The film then becomes one about a disability, of course, but in most ways, it avoids the cliches of such a genre. Yes, Ruben is stubborn and hostile, and there’s a big scene where he trashes his RV (Surprise, surprise!), but mostly, the clever story avoids the tried and true. In fact, the script by Marder and Abraham Marder (also the film’s composer), from a story by Derek Cianfrance, continually zigs when most other such films would have zagged.
For starters, Lou is not a selfish harpy obsessed with her career. Instead, she’s a centered young woman who wants what is best for Ruben. (Few actresses can play earnest as well as Cooke can.) Additionally, Joe, the leader of the deaf community who takes Ruben under his wing, isn’t a typical hardass-type practicing “tough love.” He’s a sensitive sage with the patience of Job, and Paul Raci makes the most of a great part. And when Ruben is amongst the deaf community, Marder resists having most of the conversations both signed and simultaneously spoken. He keeps us out of sorts throughout, never letting us get too comfortable.
The filmmaker cleverly does that with the soundtrack too. Sometimes we hear things just fine, amplifying the objective POV of the story. Other times, we’re stuck in stillness, the quiet as disorienting to us as it is to Ruben. The film ultimately becomes less about climbing back onto the horse, in this case, his musical career, and more about learning to ride a different animal altogether. Even when he teaches his classmates some basics about drumming, it has less to do with artistic expression and more to do with understanding how rhythm works.

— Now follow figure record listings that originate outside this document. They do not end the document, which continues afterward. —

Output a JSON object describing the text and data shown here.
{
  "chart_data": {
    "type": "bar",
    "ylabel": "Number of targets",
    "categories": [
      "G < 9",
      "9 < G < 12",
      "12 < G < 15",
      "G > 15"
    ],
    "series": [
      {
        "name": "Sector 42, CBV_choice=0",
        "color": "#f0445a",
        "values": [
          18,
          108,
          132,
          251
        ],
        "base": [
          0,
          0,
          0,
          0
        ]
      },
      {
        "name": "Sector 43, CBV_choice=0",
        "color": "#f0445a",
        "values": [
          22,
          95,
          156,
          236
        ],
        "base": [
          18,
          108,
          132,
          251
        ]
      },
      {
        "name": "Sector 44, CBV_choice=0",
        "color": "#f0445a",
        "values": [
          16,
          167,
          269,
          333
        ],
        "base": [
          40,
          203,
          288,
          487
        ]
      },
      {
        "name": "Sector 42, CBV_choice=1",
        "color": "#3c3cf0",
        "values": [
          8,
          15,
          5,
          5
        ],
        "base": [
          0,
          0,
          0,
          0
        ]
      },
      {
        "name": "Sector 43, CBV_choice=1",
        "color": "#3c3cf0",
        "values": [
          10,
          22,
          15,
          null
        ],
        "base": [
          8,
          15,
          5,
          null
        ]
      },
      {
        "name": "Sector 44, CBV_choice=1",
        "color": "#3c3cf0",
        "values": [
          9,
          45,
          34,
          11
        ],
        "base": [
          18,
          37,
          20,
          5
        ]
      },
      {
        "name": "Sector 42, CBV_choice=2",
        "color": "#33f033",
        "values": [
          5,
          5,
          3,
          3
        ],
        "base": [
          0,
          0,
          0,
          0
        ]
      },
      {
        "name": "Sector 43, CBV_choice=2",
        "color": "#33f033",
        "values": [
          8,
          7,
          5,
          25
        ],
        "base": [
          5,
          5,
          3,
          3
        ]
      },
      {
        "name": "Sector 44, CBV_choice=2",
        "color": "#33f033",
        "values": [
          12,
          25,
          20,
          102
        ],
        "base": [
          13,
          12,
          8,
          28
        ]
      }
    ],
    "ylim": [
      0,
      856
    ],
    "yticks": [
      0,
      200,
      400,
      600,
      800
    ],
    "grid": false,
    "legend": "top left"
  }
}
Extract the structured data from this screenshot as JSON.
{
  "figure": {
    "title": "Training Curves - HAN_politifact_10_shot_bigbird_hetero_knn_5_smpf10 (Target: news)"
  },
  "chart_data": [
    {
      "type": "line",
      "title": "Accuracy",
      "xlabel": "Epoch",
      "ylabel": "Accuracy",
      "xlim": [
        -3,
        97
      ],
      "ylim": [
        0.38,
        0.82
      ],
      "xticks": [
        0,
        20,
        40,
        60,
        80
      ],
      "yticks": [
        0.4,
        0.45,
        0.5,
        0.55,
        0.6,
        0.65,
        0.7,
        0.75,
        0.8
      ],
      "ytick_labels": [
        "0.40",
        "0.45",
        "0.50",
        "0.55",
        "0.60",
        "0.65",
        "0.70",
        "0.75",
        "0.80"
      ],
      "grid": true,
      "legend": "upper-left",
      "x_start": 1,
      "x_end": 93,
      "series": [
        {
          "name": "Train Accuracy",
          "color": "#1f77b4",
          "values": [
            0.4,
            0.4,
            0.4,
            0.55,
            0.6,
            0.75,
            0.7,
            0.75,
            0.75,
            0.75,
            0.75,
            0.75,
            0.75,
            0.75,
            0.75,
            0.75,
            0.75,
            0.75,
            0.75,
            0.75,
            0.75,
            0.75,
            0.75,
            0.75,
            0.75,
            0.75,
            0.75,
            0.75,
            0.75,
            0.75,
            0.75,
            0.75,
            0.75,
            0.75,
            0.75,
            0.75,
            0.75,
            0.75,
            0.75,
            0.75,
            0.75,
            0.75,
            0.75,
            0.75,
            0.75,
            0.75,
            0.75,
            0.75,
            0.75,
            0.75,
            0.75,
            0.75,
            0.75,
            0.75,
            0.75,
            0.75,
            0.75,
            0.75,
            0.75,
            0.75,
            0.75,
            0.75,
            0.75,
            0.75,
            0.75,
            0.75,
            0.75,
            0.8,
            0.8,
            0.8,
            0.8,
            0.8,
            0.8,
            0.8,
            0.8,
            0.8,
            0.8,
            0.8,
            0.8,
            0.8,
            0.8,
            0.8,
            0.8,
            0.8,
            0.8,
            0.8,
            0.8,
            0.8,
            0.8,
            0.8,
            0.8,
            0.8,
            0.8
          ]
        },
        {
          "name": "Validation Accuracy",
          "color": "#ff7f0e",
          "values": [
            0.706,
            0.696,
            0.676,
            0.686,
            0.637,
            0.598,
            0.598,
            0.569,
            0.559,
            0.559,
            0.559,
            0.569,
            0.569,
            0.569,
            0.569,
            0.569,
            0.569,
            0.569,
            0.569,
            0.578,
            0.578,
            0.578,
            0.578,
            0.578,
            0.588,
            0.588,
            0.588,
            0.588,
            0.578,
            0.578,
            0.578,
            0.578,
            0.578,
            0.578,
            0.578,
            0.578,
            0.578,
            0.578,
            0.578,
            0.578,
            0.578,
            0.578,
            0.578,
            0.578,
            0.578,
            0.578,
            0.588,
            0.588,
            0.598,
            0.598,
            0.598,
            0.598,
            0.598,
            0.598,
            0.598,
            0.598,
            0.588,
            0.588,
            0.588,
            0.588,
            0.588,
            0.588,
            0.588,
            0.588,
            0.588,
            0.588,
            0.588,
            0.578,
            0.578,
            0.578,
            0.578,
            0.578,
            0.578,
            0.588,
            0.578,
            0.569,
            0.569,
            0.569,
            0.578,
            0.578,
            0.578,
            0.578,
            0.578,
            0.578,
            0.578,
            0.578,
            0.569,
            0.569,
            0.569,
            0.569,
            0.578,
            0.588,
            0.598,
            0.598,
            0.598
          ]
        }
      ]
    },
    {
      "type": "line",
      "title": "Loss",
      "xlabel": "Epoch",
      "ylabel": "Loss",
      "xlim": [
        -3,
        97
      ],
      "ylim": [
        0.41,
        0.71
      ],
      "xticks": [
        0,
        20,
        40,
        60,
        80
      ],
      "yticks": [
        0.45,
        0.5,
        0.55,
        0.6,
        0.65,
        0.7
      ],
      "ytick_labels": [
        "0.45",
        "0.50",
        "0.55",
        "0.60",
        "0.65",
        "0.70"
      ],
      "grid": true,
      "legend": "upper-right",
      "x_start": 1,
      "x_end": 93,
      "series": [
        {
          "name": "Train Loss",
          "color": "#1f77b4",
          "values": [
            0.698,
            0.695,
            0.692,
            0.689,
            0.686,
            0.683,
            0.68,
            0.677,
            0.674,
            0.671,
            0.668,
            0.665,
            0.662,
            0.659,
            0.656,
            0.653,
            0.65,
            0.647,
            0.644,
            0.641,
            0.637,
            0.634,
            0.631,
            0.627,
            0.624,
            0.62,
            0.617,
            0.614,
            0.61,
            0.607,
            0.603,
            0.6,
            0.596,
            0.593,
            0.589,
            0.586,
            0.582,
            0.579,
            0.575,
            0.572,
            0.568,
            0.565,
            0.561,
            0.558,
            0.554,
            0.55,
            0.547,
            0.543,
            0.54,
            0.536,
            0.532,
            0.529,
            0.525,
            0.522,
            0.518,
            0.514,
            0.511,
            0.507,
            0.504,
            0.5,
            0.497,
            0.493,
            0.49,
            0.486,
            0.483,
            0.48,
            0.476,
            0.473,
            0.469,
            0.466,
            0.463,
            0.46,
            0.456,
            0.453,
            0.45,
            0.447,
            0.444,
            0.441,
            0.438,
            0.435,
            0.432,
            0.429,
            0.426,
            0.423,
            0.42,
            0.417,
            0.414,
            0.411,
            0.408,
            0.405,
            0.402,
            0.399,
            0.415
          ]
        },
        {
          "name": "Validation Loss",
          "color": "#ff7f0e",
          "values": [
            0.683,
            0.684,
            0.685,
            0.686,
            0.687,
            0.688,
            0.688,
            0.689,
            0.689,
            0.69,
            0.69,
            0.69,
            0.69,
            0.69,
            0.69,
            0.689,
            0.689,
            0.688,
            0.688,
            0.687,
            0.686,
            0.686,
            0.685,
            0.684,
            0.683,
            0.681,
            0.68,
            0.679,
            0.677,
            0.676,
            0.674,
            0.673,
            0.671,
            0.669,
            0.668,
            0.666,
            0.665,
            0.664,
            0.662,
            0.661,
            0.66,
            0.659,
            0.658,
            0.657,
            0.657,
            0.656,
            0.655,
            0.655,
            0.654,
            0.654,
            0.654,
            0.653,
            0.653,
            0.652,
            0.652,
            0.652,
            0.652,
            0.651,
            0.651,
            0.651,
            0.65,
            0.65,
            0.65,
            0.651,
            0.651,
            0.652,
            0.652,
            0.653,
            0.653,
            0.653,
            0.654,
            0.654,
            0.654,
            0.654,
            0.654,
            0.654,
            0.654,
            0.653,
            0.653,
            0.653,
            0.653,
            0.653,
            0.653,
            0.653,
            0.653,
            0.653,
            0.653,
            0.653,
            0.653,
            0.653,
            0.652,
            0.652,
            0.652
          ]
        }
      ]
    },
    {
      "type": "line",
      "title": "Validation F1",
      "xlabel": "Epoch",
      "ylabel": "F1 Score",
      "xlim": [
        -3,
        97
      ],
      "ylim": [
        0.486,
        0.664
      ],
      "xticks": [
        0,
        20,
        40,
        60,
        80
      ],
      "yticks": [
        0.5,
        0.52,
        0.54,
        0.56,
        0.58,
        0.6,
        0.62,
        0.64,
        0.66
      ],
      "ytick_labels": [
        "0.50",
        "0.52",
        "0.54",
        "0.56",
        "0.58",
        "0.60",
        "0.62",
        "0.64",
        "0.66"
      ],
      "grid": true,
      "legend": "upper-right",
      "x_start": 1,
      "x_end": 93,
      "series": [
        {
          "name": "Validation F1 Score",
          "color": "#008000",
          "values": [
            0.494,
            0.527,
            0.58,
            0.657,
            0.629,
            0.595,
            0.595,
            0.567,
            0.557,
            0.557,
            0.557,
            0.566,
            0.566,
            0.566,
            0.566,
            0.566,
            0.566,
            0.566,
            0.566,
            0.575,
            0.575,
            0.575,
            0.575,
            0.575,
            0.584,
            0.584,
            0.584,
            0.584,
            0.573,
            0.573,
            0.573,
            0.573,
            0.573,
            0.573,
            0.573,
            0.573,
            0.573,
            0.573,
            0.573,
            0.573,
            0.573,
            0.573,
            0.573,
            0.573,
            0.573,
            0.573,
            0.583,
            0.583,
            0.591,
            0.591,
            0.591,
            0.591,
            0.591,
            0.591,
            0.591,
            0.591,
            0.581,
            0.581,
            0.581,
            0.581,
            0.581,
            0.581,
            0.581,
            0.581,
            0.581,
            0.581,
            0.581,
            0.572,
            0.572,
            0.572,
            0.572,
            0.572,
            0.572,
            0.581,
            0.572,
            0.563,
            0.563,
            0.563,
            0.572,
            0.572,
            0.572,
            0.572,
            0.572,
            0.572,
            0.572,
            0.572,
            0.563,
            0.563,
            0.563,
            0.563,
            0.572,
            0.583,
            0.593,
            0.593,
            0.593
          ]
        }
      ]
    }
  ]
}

Despite such sobering subject material, Marder infuses moments throughout with keen wit. Ruben’s RV has a metal exterior, of course. When he draws a nude tattoo design for a fellow student, they banter about the limitations of a woman who shaves all her pubic hair. And when Ruben treks to Europe in the third act, director Marder dials up the cranky street noises, such as blaring cop car sirens, forcing us to wince at the abruption. The director has immersed us so fully into Ruben’s world; he’s got us recoiling from noises we’d barely give a second thought to before.
Throughout, SOUND OF METAL manages to move without becoming treacly. Nuanced parts are played well by a host of good actors, including acclaimed Frenchman Mathieu Amalric and deaf actress Lauren Ridloff, recently Tony-nominated for her Broadway role in the CHILDREN OF A LESSER GOD revival. Ahmed especially amazes, running the gamut from panic to pleasure in his part, yet never begging us to pity Ruben. It’s accomplished work, right up there with his Emmy-winning turn on HBO’s THE NIGHT OF.
In a movie year when audiences have been thrown off-guard by not being able to visit theaters, SOUND OF METAL fits right in. Like the film’s main character, we, too, have been placed reluctantly in uncharted territory and have learned to make the most of it. And with worthy films like this one at our disposal, a smaller screen doesn’t seem like that much of an impediment at all.